About Camp Dogs
The term "Camp Dogs" is commonly used for all domestic dogs living in remote indigenous communities.
Our pups and dogs have either been found or surrendered so several dedicated individuals will temporarily care for and drive the dog's many hundreds of km's to get the dogs to Alice Springs for us to arrange flights.
Indigenous people who know of our work may surrender pups or dogs because they feel they have too many and want us to find a good home for the dog, even if it is in the cities. The dog's welfare is their concern.
Because of the remoteness of these communities, there were too many dogs (introduced by the white man when the indigenous people were moved to missions) but now vets, often volunteers, travel to these communities to desex and educate and offer additional vet treatment. Conditions are very basic and the vets have to be highly skilled to operate in such conditions.
However, the results have been very encouraging and the indigenous people have a very strong bond with their dogs. The dogs may not live in fenced yards, walked on leads, and fed on top-grade dog food but they are never alone.
They are of mixed breed and come in all shapes and sizes. Research suggests there is very little dingo DNA in these dogs now.
The dogs often look like working dog crosses but have never "worked a day in their lives" nor their great grandparents. DNA tests are undertaken by some camp dog owners and the results often look nothing like the dog causing much entertainment or disappointment that their dog is not a kelpie or a dingo!
So we state "mixed breed". As such, they usually live long and healthy lives with fewer health issues. However, we recommend any dog owner allows for unexpected and routine vet bills, rather than expensive pet paraphernalia or toys, etc Puppies love a cardboard box!!!

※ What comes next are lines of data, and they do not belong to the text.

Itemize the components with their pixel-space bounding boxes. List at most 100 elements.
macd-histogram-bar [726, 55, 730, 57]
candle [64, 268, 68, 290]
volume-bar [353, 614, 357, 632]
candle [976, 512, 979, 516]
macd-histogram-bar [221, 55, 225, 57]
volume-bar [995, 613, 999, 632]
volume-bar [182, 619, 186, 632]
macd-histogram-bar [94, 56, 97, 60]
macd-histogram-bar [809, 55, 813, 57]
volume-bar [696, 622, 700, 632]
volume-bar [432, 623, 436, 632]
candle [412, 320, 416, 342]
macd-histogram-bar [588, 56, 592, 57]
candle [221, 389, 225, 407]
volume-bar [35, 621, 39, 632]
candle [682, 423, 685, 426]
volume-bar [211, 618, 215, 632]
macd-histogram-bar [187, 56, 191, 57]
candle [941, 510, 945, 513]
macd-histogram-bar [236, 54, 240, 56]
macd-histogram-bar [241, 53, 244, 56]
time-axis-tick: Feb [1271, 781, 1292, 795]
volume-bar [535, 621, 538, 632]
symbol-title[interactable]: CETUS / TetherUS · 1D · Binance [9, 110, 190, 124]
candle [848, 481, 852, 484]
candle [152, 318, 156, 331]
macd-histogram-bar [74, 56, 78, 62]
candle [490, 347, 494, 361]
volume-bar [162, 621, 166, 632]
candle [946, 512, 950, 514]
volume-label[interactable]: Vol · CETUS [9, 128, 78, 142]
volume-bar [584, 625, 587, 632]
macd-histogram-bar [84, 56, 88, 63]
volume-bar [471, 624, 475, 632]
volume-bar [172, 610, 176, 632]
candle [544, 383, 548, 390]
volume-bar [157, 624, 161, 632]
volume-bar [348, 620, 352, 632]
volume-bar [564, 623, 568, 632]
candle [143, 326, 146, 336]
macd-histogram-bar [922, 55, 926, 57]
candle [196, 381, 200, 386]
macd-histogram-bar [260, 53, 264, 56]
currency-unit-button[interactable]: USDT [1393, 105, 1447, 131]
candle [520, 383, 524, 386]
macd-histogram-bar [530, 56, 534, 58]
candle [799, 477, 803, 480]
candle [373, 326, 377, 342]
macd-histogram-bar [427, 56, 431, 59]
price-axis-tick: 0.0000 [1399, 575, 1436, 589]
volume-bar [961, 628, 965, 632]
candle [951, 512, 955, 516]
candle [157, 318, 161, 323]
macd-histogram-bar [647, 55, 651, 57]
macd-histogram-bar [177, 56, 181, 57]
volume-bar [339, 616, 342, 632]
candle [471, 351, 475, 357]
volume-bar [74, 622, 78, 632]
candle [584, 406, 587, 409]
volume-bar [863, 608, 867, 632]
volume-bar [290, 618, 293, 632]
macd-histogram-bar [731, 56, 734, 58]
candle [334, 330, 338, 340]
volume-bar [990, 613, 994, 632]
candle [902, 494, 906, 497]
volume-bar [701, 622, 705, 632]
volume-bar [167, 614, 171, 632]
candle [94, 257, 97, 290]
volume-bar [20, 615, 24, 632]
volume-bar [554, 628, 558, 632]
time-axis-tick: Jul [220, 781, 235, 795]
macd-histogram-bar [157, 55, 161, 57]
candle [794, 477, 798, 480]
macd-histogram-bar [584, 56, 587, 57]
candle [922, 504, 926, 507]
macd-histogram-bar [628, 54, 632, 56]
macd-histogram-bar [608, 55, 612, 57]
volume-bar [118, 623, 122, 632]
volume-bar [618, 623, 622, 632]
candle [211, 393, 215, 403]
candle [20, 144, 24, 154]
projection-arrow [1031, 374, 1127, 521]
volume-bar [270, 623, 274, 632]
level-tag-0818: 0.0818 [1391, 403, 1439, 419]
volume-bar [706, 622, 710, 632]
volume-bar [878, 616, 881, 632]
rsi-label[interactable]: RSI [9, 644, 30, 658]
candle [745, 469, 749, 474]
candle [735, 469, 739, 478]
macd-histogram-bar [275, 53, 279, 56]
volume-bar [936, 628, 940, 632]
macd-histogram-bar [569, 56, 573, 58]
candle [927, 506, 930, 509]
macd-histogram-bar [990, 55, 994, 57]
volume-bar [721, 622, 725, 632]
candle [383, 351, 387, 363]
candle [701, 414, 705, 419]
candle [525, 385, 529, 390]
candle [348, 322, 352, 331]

Most of the dogs have had rich socialisation with other dogs, humans of all ages including children and often cats.
Like all dogs they need training and when young don't cope well with long hours alone. So they like city dogs benefit from dog walkers or doggie daycare if at home for long hours.
Older dogs may enjoy being the only dog and spending hrs alone if living with full-time workers.
The majority of our dogs end up with families, go to workplaces each day, some live happily in apartments or large properties. Some now live overseas.